This is exactly what happened in the event, the
Judge only allowing a short period for the plaintiff to find another address or
face imprisonment. It is for this reason alone that this matter should
proceed, as there is a public law issue at large if the
Court is being
misled.
[38] Regarding Mr Hunter’s claims of breaches of duty of
care Mr Minchin submits there is no inconsistency between
that duty owed to Mr
Hunter and the duty those probation officers owed to the Court pursuant to the
Sentencing Act. Also in this
case the proceeding is not simply the writing and
the provision of the report but the alleged antecedent actions of fabricating a
false assessment.
[39] This case cannot, it is submitted, be likened to that
which occurred in Slavich3. In that case the duty at
issue concerned the duties of a prosecutor. Andrews J held a prosecutor
could not be subject
to a duty which would conflict with their duty to the
public and to the Court. Her Honour held that even if sustainable
the
cause of action must be struck out as witness immunity applied.

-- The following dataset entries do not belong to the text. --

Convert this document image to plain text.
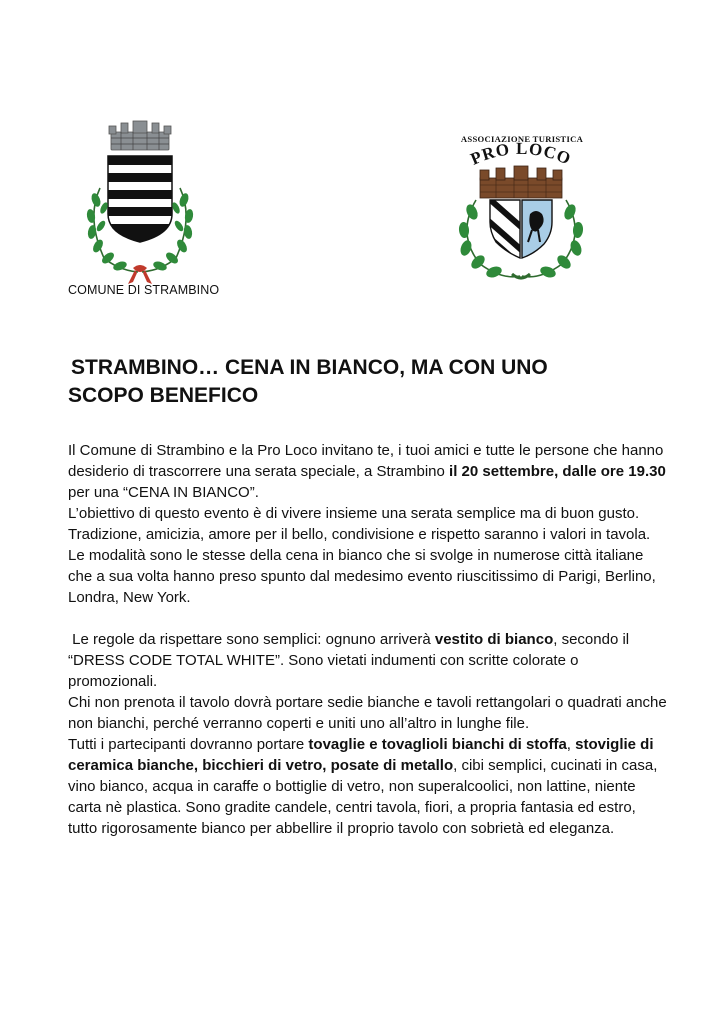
COMUNE DI STRAMBINO
ASSOCIAZIONE TURISTICA
PRO LOCO
STRAMBINO… CENA IN BIANCO, MA CON UNO
SCOPO BENEFICO

Il Comune di Strambino e la Pro Loco invitano te, i tuoi amici e tutte le persone che hanno desiderio di trascorrere una serata speciale, a Strambino il 20 settembre, dalle ore 19.30 per una “CENA IN BIANCO”.

L’obiettivo di questo evento è di vivere insieme una serata semplice ma di buon gusto. Tradizione, amicizia, amore per il bello, condivisione e rispetto saranno i valori in tavola.

Le modalità sono le stesse della cena in bianco che si svolge in numerose città italiane che a sua volta hanno preso spunto dal medesimo evento riuscitissimo di Parigi, Berlino, Londra, New York.

Le regole da rispettare sono semplici: ognuno arriverà vestito di bianco, secondo il “DRESS CODE TOTAL WHITE”. Sono vietati indumenti con scritte colorate o promozionali.

Chi non prenota il tavolo dovrà portare sedie bianche e tavoli rettangolari o quadrati anche non bianchi, perché verranno coperti e uniti uno all’altro in lunghe file.

Tutti i partecipanti dovranno portare tovaglie e tovaglioli bianchi di stoffa, stoviglie di ceramica bianche, bicchieri di vetro, posate di metallo, cibi semplici, cucinati in casa, vino bianco, acqua in caraffe o bottiglie di vetro, non superalcoolici, non lattine, niente carta nè plastica. Sono gradite candele, centri tavola, fiori, a propria fantasia ed estro, tutto rigorosamente bianco per abbellire il proprio tavolo con sobrietà ed eleganza.
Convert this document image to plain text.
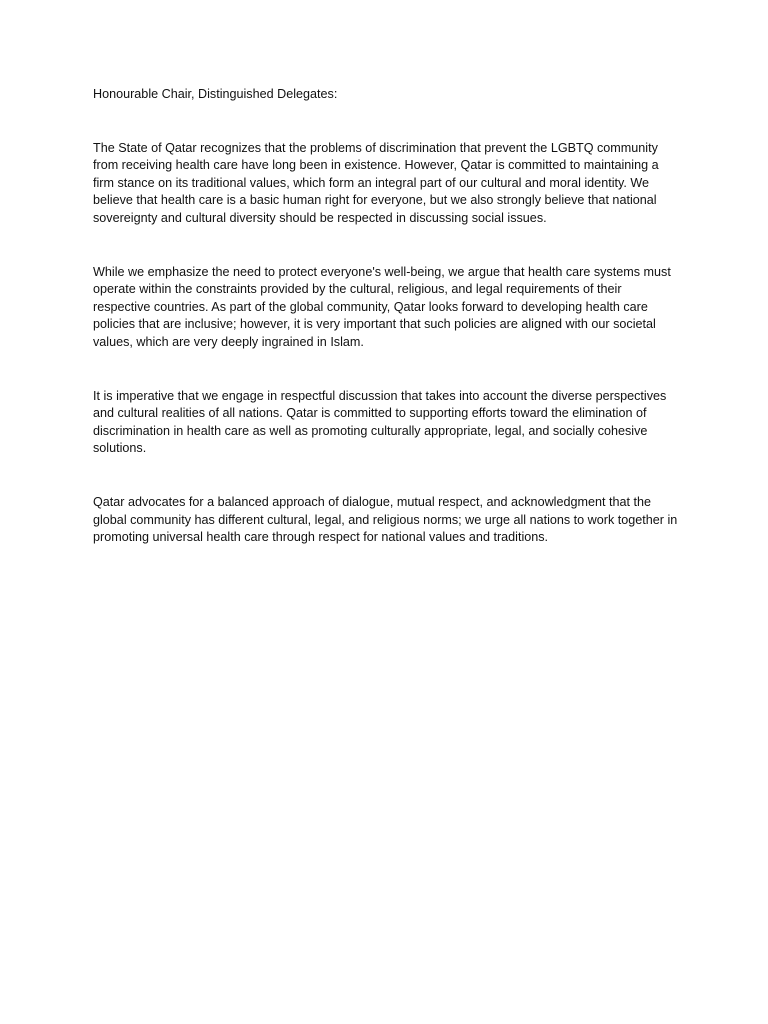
Honourable Chair, Distinguished Delegates:

The State of Qatar recognizes that the problems of discrimination that prevent the LGBTQ community from receiving health care have long been in existence. However, Qatar is committed to maintaining a firm stance on its traditional values, which form an integral part of our cultural and moral identity. We believe that health care is a basic human right for everyone, but we also strongly believe that national sovereignty and cultural diversity should be respected in discussing social issues.

While we emphasize the need to protect everyone's well-being, we argue that health care systems must operate within the constraints provided by the cultural, religious, and legal requirements of their respective countries. As part of the global community, Qatar looks forward to developing health care policies that are inclusive; however, it is very important that such policies are aligned with our societal values, which are very deeply ingrained in Islam.

It is imperative that we engage in respectful discussion that takes into account the diverse perspectives and cultural realities of all nations. Qatar is committed to supporting efforts toward the elimination of discrimination in health care as well as promoting culturally appropriate, legal, and socially cohesive solutions.

Qatar advocates for a balanced approach of dialogue, mutual respect, and acknowledgment that the global community has different cultural, legal, and religious norms; we urge all nations to work together in promoting universal health care through respect for national values and traditions.
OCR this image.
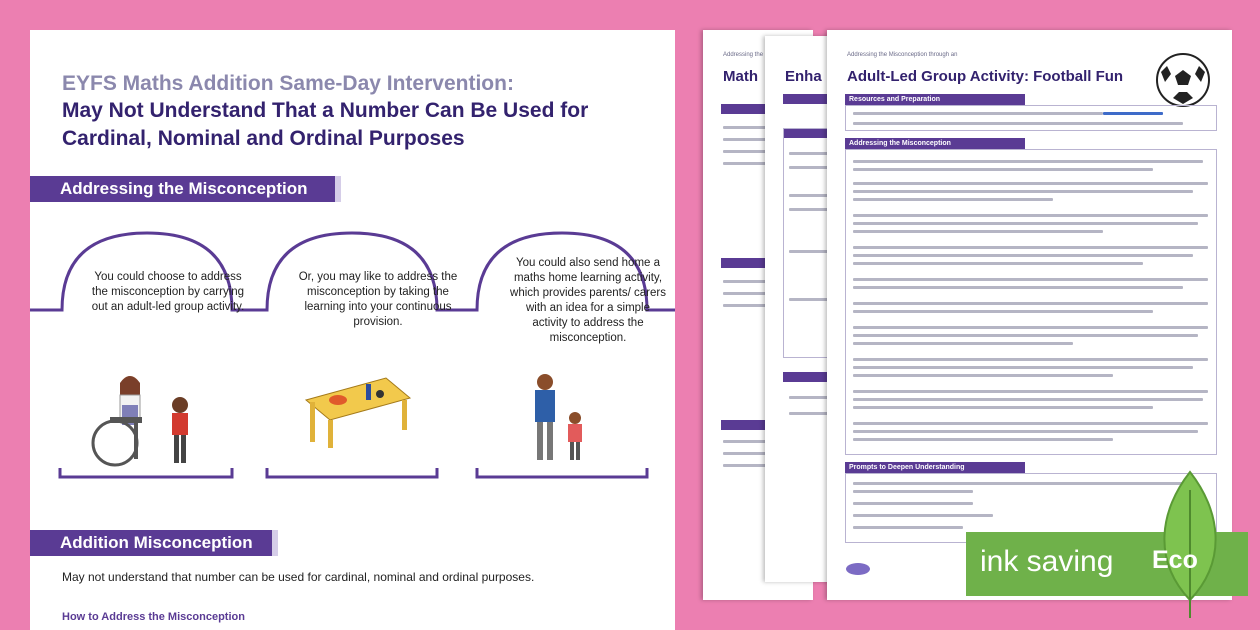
EYFS Maths Addition Same-Day Intervention:
May Not Understand That a Number Can Be Used for Cardinal, Nominal and Ordinal Purposes
Addressing the Misconception
You could choose to address the misconception by carrying out an adult-led group activity.
Or, you may like to address the misconception by taking the learning into your continuous provision.
You could also send home a maths home learning activity, which provides parents/ carers with an idea for a simple activity to address the misconception.
Addition Misconception
May not understand that number can be used for cardinal, nominal and ordinal purposes.
How to Address the Misconception
Addressing the
Math Enha
Addressing the Misconception through an
Adult-Led Group Activity: Football Fun
Resources and Preparation
Addressing the Misconception
Prompts to Deepen Understanding
ink saving Eco
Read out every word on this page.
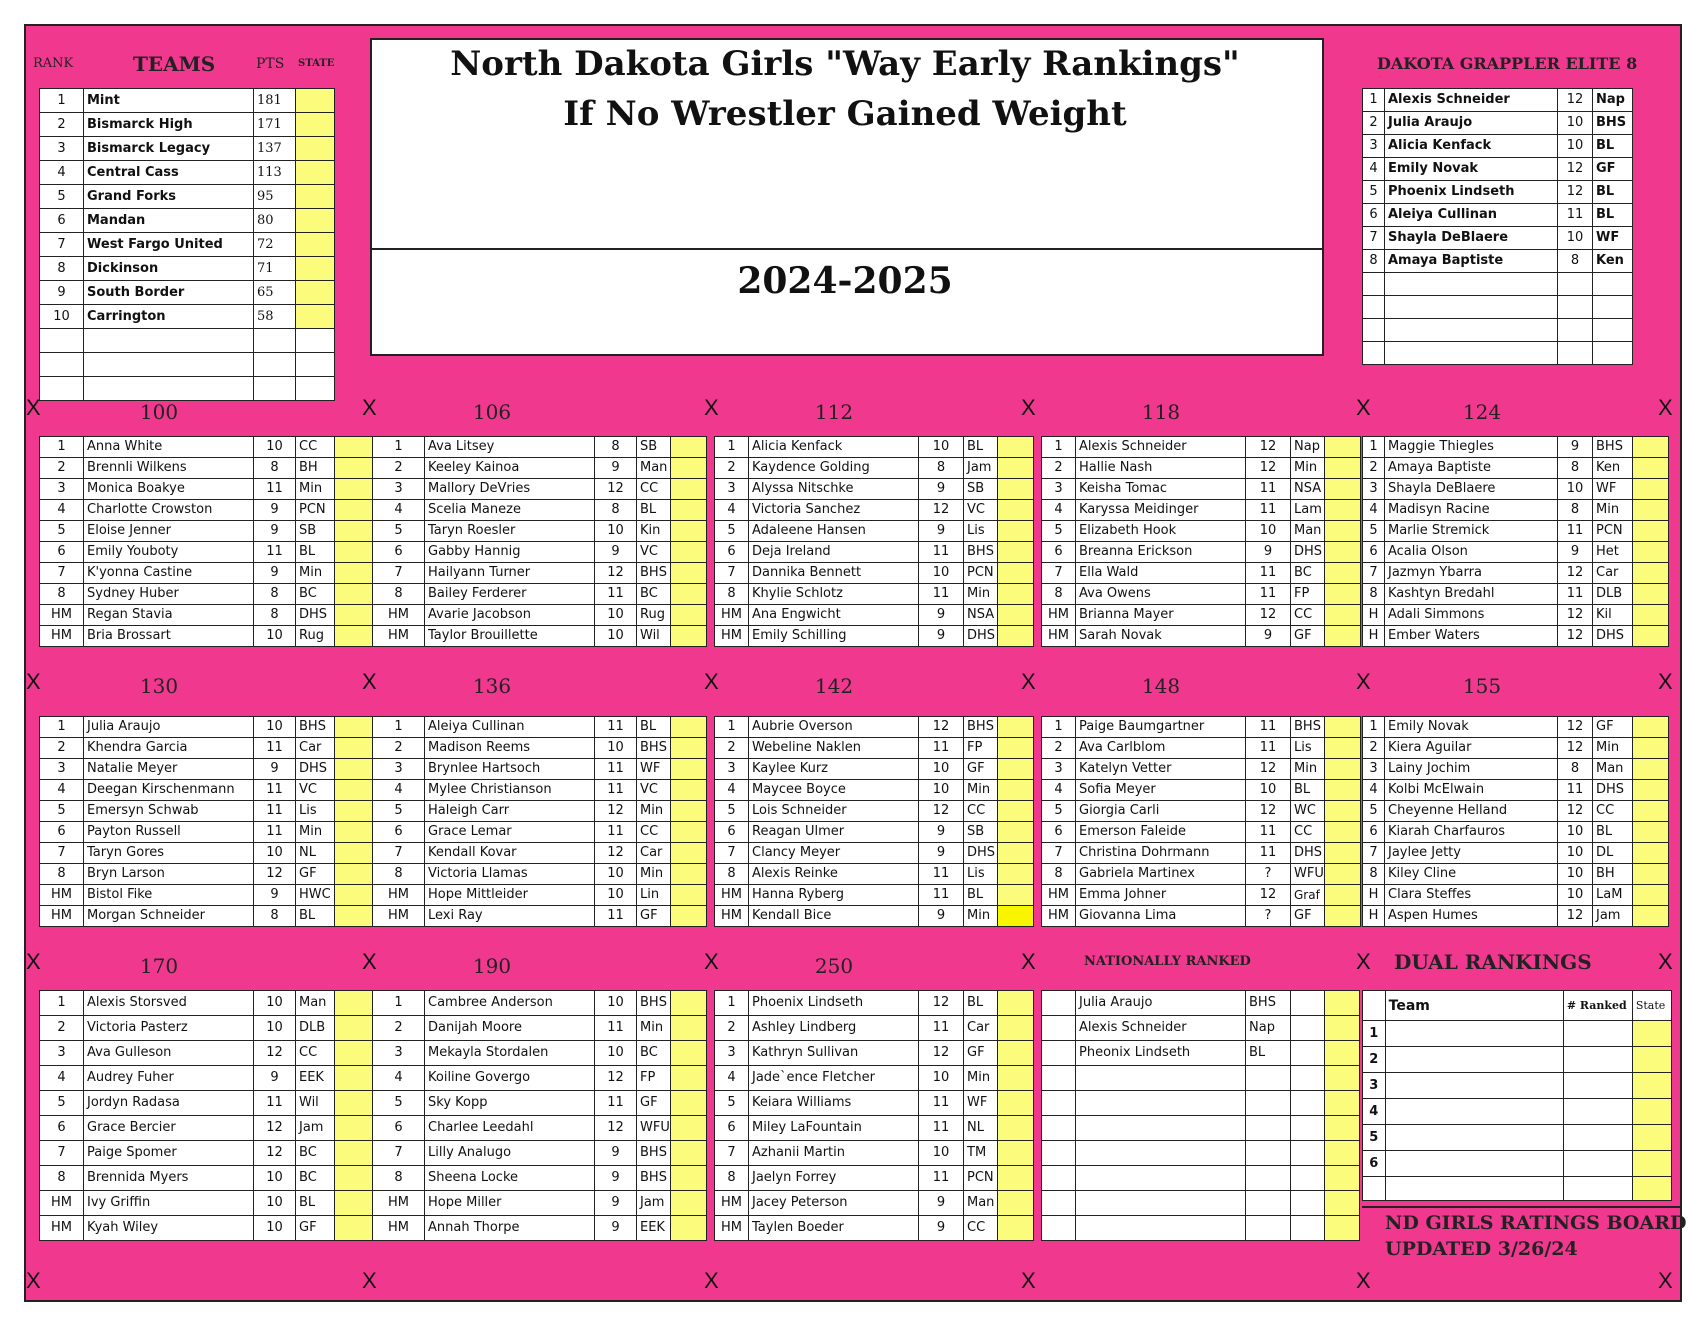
North Dakota Girls "Way Early Rankings"
If No Wrestler Gained Weight
2024-2025
RANK	TEAMS	PTS STATE
1	Mint	181	
2	Bismarck High	171	
3	Bismarck Legacy	137	
4	Central Cass	113	
5	Grand Forks	95	
6	Mandan	80	
7	West Fargo United	72	
8	Dickinson	71	
9	South Border	65	
10	Carrington	58	

DAKOTA GRAPPLER ELITE 8
1	Alexis Schneider	12	Nap
2	Julia Araujo	10	BHS
3	Alicia Kenfack	10	BL
4	Emily Novak	12	GF
5	Phoenix Lindseth	12	BL
6	Aleiya Cullinan	11	BL
7	Shayla DeBlaere	10	WF
8	Amaya Baptiste	8	Ken

100	106	112	118	124
1	Anna White	10	CC	
2	Brennli Wilkens	8	BH	
3	Monica Boakye	11	Min	
4	Charlotte Crowston	9	PCN	
5	Eloise Jenner	9	SB	
6	Emily Youboty	11	BL	
7	K'yonna Castine	9	Min	
8	Sydney Huber	8	BC	
HM	Regan Stavia	8	DHS	
HM	Bria Brossart	10	Rug	
1	Ava Litsey	8	SB	
2	Keeley Kainoa	9	Man	
3	Mallory DeVries	12	CC	
4	Scelia Maneze	8	BL	
5	Taryn Roesler	10	Kin	
6	Gabby Hannig	9	VC	
7	Hailyann Turner	12	BHS	
8	Bailey Ferderer	11	BC	
HM	Avarie Jacobson	10	Rug	
HM	Taylor Brouillette	10	Wil	
1	Alicia Kenfack	10	BL	
2	Kaydence Golding	8	Jam	
3	Alyssa Nitschke	9	SB	
4	Victoria Sanchez	12	VC	
5	Adaleene Hansen	9	Lis	
6	Deja Ireland	11	BHS	
7	Dannika Bennett	10	PCN	
8	Khylie Schlotz	11	Min	
HM	Ana Engwicht	9	NSA	
HM	Emily Schilling	9	DHS	
1	Alexis Schneider	12	Nap	
2	Hallie Nash	12	Min	
3	Keisha Tomac	11	NSA	
4	Karyssa Meidinger	11	Lam	
5	Elizabeth Hook	10	Man	
6	Breanna Erickson	9	DHS	
7	Ella Wald	11	BC	
8	Ava Owens	11	FP	
HM	Brianna Mayer	12	CC	
HM	Sarah Novak	9	GF	
1	Maggie Thiegles	9	BHS	
2	Amaya Baptiste	8	Ken	
3	Shayla DeBlaere	10	WF	
4	Madisyn Racine	8	Min	
5	Marlie Stremick	11	PCN	
6	Acalia Olson	9	Het	
7	Jazmyn Ybarra	12	Car	
8	Kashtyn Bredahl	11	DLB	
H	Adali Simmons	12	Kil	
H	Ember Waters	12	DHS	
130	136	142	148	155
1	Julia Araujo	10	BHS	
2	Khendra Garcia	11	Car	
3	Natalie Meyer	9	DHS	
4	Deegan Kirschenmann	11	VC	
5	Emersyn Schwab	11	Lis	
6	Payton Russell	11	Min	
7	Taryn Gores	10	NL	
8	Bryn Larson	12	GF	
HM	Bistol Fike	9	HWC	
HM	Morgan Schneider	8	BL	
1	Aleiya Cullinan	11	BL	
2	Madison Reems	10	BHS	
3	Brynlee Hartsoch	11	WF	
4	Mylee Christianson	11	VC	
5	Haleigh Carr	12	Min	
6	Grace Lemar	11	CC	
7	Kendall Kovar	12	Car	
8	Victoria Llamas	10	Min	
HM	Hope Mittleider	10	Lin	
HM	Lexi Ray	11	GF	
1	Aubrie Overson	12	BHS	
2	Webeline Naklen	11	FP	
3	Kaylee Kurz	10	GF	
4	Maycee Boyce	10	Min	
5	Lois Schneider	12	CC	
6	Reagan Ulmer	9	SB	
7	Clancy Meyer	9	DHS	
8	Alexis Reinke	11	Lis	
HM	Hanna Ryberg	11	BL	
HM	Kendall Bice	9	Min	
1	Paige Baumgartner	11	BHS	
2	Ava Carlblom	11	Lis	
3	Katelyn Vetter	12	Min	
4	Sofia Meyer	10	BL	
5	Giorgia Carli	12	WC	
6	Emerson Faleide	11	CC	
7	Christina Dohrmann	11	DHS	
8	Gabriela Martinex	?	WFU	
HM	Emma Johner	12	Graf	
HM	Giovanna Lima	?	GF	
1	Emily Novak	12	GF	
2	Kiera Aguilar	12	Min	
3	Lainy Jochim	8	Man	
4	Kolbi McElwain	11	DHS	
5	Cheyenne Helland	12	CC	
6	Kiarah Charfauros	10	BL	
7	Jaylee Jetty	10	DL	
8	Kiley Cline	10	BH	
H	Clara Steffes	10	LaM	
H	Aspen Humes	12	Jam	
170	190	250
1	Alexis Storsved	10	Man	
2	Victoria Pasterz	10	DLB	
3	Ava Gulleson	12	CC	
4	Audrey Fuher	9	EEK	
5	Jordyn Radasa	11	Wil	
6	Grace Bercier	12	Jam	
7	Paige Spomer	12	BC	
8	Brennida Myers	10	BC	
HM	Ivy Griffin	10	BL	
HM	Kyah Wiley	10	GF	
1	Cambree Anderson	10	BHS	
2	Danijah Moore	11	Min	
3	Mekayla Stordalen	10	BC	
4	Koiline Govergo	12	FP	
5	Sky Kopp	11	GF	
6	Charlee Leedahl	12	WFU	
7	Lilly Analugo	9	BHS	
8	Sheena Locke	9	BHS	
HM	Hope Miller	9	Jam	
HM	Annah Thorpe	9	EEK	
1	Phoenix Lindseth	12	BL	
2	Ashley Lindberg	11	Car	
3	Kathryn Sullivan	12	GF	
4	Jade`ence Fletcher	10	Min	
5	Keiara Williams	11	WF	
6	Miley LaFountain	11	NL	
7	Azhanii Martin	10	TM	
8	Jaelyn Forrey	11	PCN	
HM	Jacey Peterson	9	Man	
HM	Taylen Boeder	9	CC	
NATIONALLY RANKED
	Julia Araujo	BHS		
	Alexis Schneider	Nap		
	Pheonix Lindseth	BL		

DUAL RANKINGS
	Team	# Ranked	State
1			
2			
3			
4			
5			
6			

ND GIRLS RATINGS BOARD
UPDATED 3/26/24
X	X	X	X	X	X
X	X	X	X	X	X
X	X	X	X	X	X
X	X	X	X	X	X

[40] Mr Minchin submits the duties and functions of probation officers can be contrasted with the role of a prosecutor in Court; and that there is no aspect of the duty claimed in Mr Hunter’s proceeding about falsification of electronic monitoring
assessments that should qualify for witness immunity.
3 Slavich v Judicial Conduct Commissioner, HC Hamilton CIV 2010-419-975, 14 July 2011.
[41] Responding to claims the proceeding ought to have been brought
against the Attorney-General, Mr Minchin agreed that the most
pragmatic way to
resolve the issue would be to amend the pleadings to name the Attorney-General
and this is what will be done if
the proceeding is not struck out.
Conclusions
Witness immunity
[42] It is the claim for Mr Hunter that witness immunity is not available
and that it is inappropriate and further, a clear duty
of care was owed by the
defendants to him when the electronic monitoring investigation and report was
undertaken. He asserts misfeasance
has occurred because the probation officers
knew or they ought to have known Mr Hunter’s premises was suitable for
electronic
monitoring and therefore for him to reside in while undertaking a
sentence of home detention.
[43] It is Mr Hunter’s case witness immunity is not available
because the role and function of the probation officers in
the circumstances
does not entitle them to that protection; that their role and function can be
distinguished in circumstances where
such an immunity is available; and in any
event their duties in the circumstances were owed as well to him as they were to
the Court.
[44] In summary of the submissions on behalf of Mr Hunter it is urged
that witness immunity applies only to evidence given in
trials and not to
statements provided in the sentencing process and that the immunity does not
apply if those sentencing reports
are false.
[45] In the Court’s view witness immunity is not so limited. Indeed, interlocutory hearings can and do fall within the scope covered by the immunity. One such example is that in the Slavich case earlier referred to. That case was about submissions made to the District Court and the High Court in relation to Mr Slavich’s application for name suppression. He asserted that submissions made by counsel on behalf of the Police in opposition to his application for name suppression constituted misfeasance in particular regarding the extent of the offending said to
have involved him. He alleged that those submissions were
deliberately or recklessly made assertions as to facts which
were not supported
by evidence and thereby counsel acted in excess of official powers.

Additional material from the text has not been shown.